Introducing … Answers to Children’s Questions!

And now, we want to answer YOUR questions—or your children’s questions, or your next-door neighbor’s dog’s questions. We’re going to answer one each month in a series we’re calling Answers to Children’s Questions.

Here’s how it works: When science-type inquiries arise, send them to us. If we choose your question, we’ll make a post where we try to answer it. Plus, you (or whoever asked it) will get a super-soft Buzz Hoot Roar T-shirt. Then we can finally be the matching buddies we’ve always dreamed of being! Send those questions to buzzhootroar@gmail.com.


Why is bird poop white? 

(Asked by Llewellyn M., age 8, in Gloucester, MA)

Excellent question!

First, it’s not poop, it’s pee. The poop is the other stuff in the splat. And it all comes out the same hole!

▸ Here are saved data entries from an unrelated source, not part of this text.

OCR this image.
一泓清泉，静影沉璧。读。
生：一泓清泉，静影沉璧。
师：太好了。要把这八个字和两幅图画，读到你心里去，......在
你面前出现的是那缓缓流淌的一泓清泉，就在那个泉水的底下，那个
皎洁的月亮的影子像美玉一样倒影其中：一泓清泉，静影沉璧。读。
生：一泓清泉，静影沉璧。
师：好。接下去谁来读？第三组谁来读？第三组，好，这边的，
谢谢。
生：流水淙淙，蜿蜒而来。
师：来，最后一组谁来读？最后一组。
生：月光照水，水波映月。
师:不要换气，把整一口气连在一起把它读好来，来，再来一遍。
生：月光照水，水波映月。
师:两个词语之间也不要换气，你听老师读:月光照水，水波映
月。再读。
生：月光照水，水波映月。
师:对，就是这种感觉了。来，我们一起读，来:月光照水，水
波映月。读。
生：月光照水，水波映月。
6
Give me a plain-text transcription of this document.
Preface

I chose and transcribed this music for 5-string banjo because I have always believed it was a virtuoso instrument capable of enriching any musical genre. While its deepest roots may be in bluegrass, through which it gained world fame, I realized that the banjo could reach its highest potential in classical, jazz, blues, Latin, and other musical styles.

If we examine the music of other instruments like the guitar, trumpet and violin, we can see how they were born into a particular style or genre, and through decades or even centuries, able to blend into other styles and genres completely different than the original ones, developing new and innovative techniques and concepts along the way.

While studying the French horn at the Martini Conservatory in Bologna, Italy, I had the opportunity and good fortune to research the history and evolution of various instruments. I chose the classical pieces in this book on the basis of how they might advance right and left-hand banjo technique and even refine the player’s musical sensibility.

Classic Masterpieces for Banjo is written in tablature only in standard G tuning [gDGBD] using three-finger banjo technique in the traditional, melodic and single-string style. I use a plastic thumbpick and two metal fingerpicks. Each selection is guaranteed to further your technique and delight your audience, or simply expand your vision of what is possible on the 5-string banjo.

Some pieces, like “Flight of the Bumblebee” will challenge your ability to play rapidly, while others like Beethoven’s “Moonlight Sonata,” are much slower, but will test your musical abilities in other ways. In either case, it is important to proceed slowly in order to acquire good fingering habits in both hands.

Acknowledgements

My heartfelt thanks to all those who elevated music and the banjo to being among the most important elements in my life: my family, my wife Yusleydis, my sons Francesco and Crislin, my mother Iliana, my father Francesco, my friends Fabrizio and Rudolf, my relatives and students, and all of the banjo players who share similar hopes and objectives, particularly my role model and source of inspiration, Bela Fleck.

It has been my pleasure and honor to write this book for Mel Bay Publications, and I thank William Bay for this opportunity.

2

Amazing White Bird Pee begins with an element called nitrogen.

Lots of food has nitrogen in it. It’s a building block of life! But too much can kill us.

When we (we = us and all other animals) eat and drink, our bodies take the stuff we need from food and then we pee and poop out the stuff we don’t need. 

The trouble with extra nitrogen is that it likes to stick to three little hydrogens, like this.

When nitrogen starts hanging out with its hydrogen buddies, they form a chemical called ammonia. Ammonia is deadly! We need to flush it out of our bodies! That takes water.

People and mammal kidneys take nitrogen-that-could-easily-be-deadly-ammonia and package it up as a chemical called urea, which we pee out. Urea takes lots of water, but that’s no problem. We drink plenty! We’re fine.

Creatures that don’t drink all the time, or those who work super hard to save up their water, like birds, reptiles, and most land-dwelling bugs, can’t afford to dump water into urea. Most of them package their nitrogen-that-could-turn-into-deadly-ammonia into something called “uric acid.”  

Uric acid’s white.

 That’s why bird poopee (poop+pee!) is white, and so is turtle poopee, lizard poopee, spider poopee, dragonfly poopee, you get the idea.

Fish, by the way, who live in water All Day, Every Day, just pee that ammonia straight out—no extra work required. 

Don’t drink from the fish bowl. Not because it could kill you. Fish pee only tiny amounts of ammonia because they are small. Your body could easily turn that into urea. But because your fish don’t want to swim in your backwash. And because it’s gross.